Self-induced transparency and optical transients in atomic vapors

TL;DR

This paper investigates the transient oscillations and formation of damped solitons in atomic vapors triggered by rapid turn-on of strong resonant laser fields, using theoretical models and Maxwell-Bloch equations.

Contribution

It provides a detailed theoretical analysis of transient dynamics, including damped solitons and simultons, in rubidium vapor with full hyperfine structure considerations.

Findings

Transient oscillations resemble trains of damped solitons.

Doubly resonant V-systems produce trains of damped simultons.

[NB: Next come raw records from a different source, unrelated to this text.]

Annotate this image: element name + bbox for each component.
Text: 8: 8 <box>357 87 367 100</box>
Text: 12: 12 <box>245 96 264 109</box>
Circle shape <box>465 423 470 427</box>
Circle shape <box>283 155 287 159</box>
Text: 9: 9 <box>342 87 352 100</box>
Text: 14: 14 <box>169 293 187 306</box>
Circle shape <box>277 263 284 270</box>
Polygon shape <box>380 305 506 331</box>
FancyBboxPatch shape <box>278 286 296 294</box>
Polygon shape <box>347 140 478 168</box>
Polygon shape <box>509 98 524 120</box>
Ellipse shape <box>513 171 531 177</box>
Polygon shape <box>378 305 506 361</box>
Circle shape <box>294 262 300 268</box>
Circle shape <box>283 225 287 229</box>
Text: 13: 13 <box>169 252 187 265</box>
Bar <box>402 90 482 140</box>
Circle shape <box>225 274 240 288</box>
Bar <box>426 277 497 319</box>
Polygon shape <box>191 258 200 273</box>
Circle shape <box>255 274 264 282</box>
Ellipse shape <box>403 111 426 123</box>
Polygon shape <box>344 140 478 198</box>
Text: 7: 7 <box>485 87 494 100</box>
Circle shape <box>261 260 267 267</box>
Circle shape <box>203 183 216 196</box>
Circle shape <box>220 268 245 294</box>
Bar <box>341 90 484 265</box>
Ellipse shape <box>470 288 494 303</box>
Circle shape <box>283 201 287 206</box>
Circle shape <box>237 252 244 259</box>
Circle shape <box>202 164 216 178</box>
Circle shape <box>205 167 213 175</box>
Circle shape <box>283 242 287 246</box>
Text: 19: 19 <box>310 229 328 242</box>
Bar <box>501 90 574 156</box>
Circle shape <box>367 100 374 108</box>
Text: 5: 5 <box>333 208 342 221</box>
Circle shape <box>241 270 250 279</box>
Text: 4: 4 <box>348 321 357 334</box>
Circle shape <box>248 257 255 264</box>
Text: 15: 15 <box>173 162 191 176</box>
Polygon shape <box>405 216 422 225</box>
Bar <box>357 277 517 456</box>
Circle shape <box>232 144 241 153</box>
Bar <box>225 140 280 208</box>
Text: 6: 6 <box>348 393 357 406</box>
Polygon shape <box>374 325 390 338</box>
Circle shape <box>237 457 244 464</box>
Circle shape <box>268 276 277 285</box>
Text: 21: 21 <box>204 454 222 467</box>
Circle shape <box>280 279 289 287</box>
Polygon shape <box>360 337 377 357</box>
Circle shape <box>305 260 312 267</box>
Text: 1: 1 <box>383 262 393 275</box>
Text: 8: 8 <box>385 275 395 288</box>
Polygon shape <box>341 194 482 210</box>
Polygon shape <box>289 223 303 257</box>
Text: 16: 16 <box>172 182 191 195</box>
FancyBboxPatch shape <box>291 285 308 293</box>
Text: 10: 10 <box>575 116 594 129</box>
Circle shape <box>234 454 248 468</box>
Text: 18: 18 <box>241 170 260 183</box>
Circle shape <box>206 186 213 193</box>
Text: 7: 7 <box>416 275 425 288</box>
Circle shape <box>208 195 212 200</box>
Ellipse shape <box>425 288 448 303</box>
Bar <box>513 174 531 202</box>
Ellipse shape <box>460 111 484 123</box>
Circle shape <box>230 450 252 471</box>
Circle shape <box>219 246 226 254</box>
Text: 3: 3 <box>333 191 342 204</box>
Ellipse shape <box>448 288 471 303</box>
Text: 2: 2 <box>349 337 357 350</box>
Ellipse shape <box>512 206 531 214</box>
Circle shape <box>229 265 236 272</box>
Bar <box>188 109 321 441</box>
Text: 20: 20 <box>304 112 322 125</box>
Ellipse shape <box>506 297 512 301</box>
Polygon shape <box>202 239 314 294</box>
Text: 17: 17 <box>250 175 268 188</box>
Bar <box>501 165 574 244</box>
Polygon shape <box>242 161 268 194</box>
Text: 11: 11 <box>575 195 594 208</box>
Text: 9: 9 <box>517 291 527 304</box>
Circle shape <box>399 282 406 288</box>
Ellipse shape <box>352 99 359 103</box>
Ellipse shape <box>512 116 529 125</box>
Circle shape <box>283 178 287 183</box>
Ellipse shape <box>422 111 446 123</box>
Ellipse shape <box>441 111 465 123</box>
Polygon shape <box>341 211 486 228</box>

Comparison shows agreement with stationary dnoidal fields under certain conditions.

Abstract

The rapid turn-on of a strong, resonant, continuous wave laser field may trigger the formation of a transient oscillation akin to a train of damped solitons, before the vapor-field system relaxes into a stationary state. We study this transient dynamic on theoretical models of a rubidium vapor. We also consider doubly resonant V-systems, for which the transients take the form of trains of damped simultons. We compute the propagating field(s) by solving the Maxwell-Bloch equations, taking homogeneous broadening, Doppler broadening and the full hyperfine structure of the atoms into account. We also compare the actual fields to the stationary dnoidal fields predicted by the Maxwell-Bloch equations in conditions of self-induced transparency. A similar dynamics is expected to occur in any atomic vapor at the turn-on of a strong resonant continuous wave field provided the turn-on is sufficiently fast compared to relaxation.